Andrew Adonis's National Infrastructure Commission will also have a role to play - he is a big supporter, having authorised GW and NW electrification when in office.
PS No sooner had I written this, than DfT and NR issued a Memorandum of Understanding on the delivery of enhancements: https://www.gov.uk/government/uploa...45/mou-dft-network-rail-rail-enhancements.pdf
It doesn't discuss specific projects, but it does post a clear way ahead for things like electrification to be outside the CP process, and driven by a Business Case.
This is now very off-topic, sorry.
Cost benefit analysis is a nonsense because it rests on too many shaky assumptions.Increasingly convinced that BCR is a tool used by Civil Servants and Council Officers to sink projects they don't like or make politically unpopular projects impossible to not support. Fudge the assessment and away we go!
Meanwhile, back to the subject of this thread. Can anyone tell me please how far along the testing of the class 800's are at all please?
Is there likely to be testing done on the GWML between London and Oxford before the end of this year?
Meanwhile, back to the subject of this thread. Can anyone tell me please how far along the testing of the class 800's are at all please?
Is there likely to be testing done on the GWML between London and Oxford before the end of this year?
Yea sure buddy. GWR have their Class 800 testing done at Old Dalby and frequently run overnight testing runs of these between Old Dalby and Doncaster. Virgin will have similar done when Old Dalby is free and has the room to accomodate more testing. Most of the Class 800 testing is done under diesel power at the moment but once this is completed, the electric testing will most certainly commence. As for testing on the GWML, well an update to the electrification plans recently suggests that it may well be quite a while before any Class 800 units are tested on the GWML under electric power, and since diesel testing is already being undertaken at Old Dalby, the amount of Class 800 testing on the GWML looks very minimal for the forseeable future.

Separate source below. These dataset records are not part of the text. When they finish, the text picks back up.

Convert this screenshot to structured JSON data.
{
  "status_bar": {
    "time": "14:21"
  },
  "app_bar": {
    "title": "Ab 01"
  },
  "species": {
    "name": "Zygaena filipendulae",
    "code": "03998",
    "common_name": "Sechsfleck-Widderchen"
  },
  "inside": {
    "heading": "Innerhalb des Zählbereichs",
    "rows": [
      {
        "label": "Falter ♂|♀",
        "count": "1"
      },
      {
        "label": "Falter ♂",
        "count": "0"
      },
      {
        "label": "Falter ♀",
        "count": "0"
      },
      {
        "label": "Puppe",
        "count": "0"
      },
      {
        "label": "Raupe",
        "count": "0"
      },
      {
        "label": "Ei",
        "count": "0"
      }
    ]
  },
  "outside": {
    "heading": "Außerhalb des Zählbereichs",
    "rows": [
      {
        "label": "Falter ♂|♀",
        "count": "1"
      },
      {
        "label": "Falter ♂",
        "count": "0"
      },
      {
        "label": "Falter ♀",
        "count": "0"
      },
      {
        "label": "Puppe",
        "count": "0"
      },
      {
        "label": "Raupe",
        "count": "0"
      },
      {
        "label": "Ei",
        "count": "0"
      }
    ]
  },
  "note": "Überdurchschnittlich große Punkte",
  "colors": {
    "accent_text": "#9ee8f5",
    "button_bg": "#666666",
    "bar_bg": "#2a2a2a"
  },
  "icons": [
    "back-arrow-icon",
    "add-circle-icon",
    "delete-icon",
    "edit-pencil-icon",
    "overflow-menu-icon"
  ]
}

Has the Newton aycliffe factory assembled any trains yet?
K
Yea sure buddy. GWR have their Class 800 testing done at Old Dalby and frequently run overnight testing runs of these between Old Dalby and Doncaster. Virgin will have similar done when Old Dalby is free and has the room to accomodate more testing. Most of the Class 800 testing is done under diesel power at the moment but once this is completed, the electric testing will most certainly commence. As for testing on the GWML, well an update to the electrification plans recently suggests that it may well be quite a while before any Class 800 units are tested on the GWML under electric power, and since diesel testing is already being undertaken at Old Dalby, the amount of Class 800 testing on the GWML looks very minimal for the forseeable future.
As far as I know, none have been manufactured at the facility just yet but some may be in the process of being made, only Hitachi employees would know.
Upcoming Hitachi milestones:
February 2016 – Recruitment stepped up with about 20 people joining every week and testing begins on the first two completed carriages.
Summer 2016 – First full train completed at Newton Aycliffe rolls out of the facility for further testing.
Summer 2017 – First train enters service on the Great Western Main Line.